In a game where perfection is looked at in such high regard, imperfection is viewed as a plague in baseball.
Prior to August 27th, Glen Perkins was a surprisingly good pitcher. Stuck in the middle of a transition from the bullpen, this 25-year old young man sported an ERA of 3.90 to go with an 11-3 record. He was getting the job done as the fifth starter in the Minnesota rotation.
Then he slowly started to unravel.
He went seven innings against Seattle on the 27th of August, giving up four runs on eight hits as he watched his ERA balloon by six points. Things only went downhill from there. Every start he has made in the month of September has been a disaster. He has given up twenty runs in his last four starts (unearned included). His ERA during that time is a whopping 9.42.
Or should I say, "during this time." Perkins hasn't found his paddle yet, and he is clearly up the creek without one.

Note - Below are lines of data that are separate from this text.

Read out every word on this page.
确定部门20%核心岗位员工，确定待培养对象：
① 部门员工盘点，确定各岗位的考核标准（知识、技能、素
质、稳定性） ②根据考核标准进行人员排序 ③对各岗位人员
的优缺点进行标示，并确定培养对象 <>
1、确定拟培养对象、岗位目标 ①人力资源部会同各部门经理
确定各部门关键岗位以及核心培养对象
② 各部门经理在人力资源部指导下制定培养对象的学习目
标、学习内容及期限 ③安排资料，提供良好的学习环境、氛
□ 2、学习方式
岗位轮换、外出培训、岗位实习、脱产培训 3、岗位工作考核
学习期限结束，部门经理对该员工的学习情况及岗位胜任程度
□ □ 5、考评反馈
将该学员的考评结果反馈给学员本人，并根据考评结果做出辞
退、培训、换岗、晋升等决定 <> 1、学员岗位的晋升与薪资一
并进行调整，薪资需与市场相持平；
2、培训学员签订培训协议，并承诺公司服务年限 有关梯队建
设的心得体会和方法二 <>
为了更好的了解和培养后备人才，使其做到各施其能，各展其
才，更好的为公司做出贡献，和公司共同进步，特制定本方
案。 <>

Last night Perkins was slated to start against the Tampa Bay Rays and lasted all of two outs. He allowed five runs to score, of which only two were earned. You could excuse his most recent poor outing and place the blame on the shoulders of the defense behind him, but the fact of the matter is that his xFIP is a glaring 5.06. That means that when you remove factors beyond Perkin's control, he has an ERA of 5.06.
Perkins average WPA (Win Probability Added) during his last four games is -.210, meaning that the last four times he has taken the mound the Twins have had lost over 20% of their chance to win. By contrast, the Royal's Kyle Davies, who is far from consistent, has an average WPA of .038 during his last four starts.
What is causing Perkins to shut down? The most obvious and logical reason is the dramatic increase in workload. While he hasn't pitched very many innings compared to other starting pitchers, Perkins has already passed his pitch count from last year by over 500. The simple reasoning behind his lack of inspiring starts could very well be the fact that he is overworked.
Even if that wasn't the case, Perkins will only make one more trip to the mound in 2008, at least in a starter role. Should the Twins find a way to overtake the Chicago White Sox in their division Perkins will almost certainly be moved back to the bullpen, where he can be more effective. The Twins would probably move to a three man rotation in the playoffs; Liriano, Baker, and Slowey.
And I refuse to talk about Blackburn and his horrible starts lately.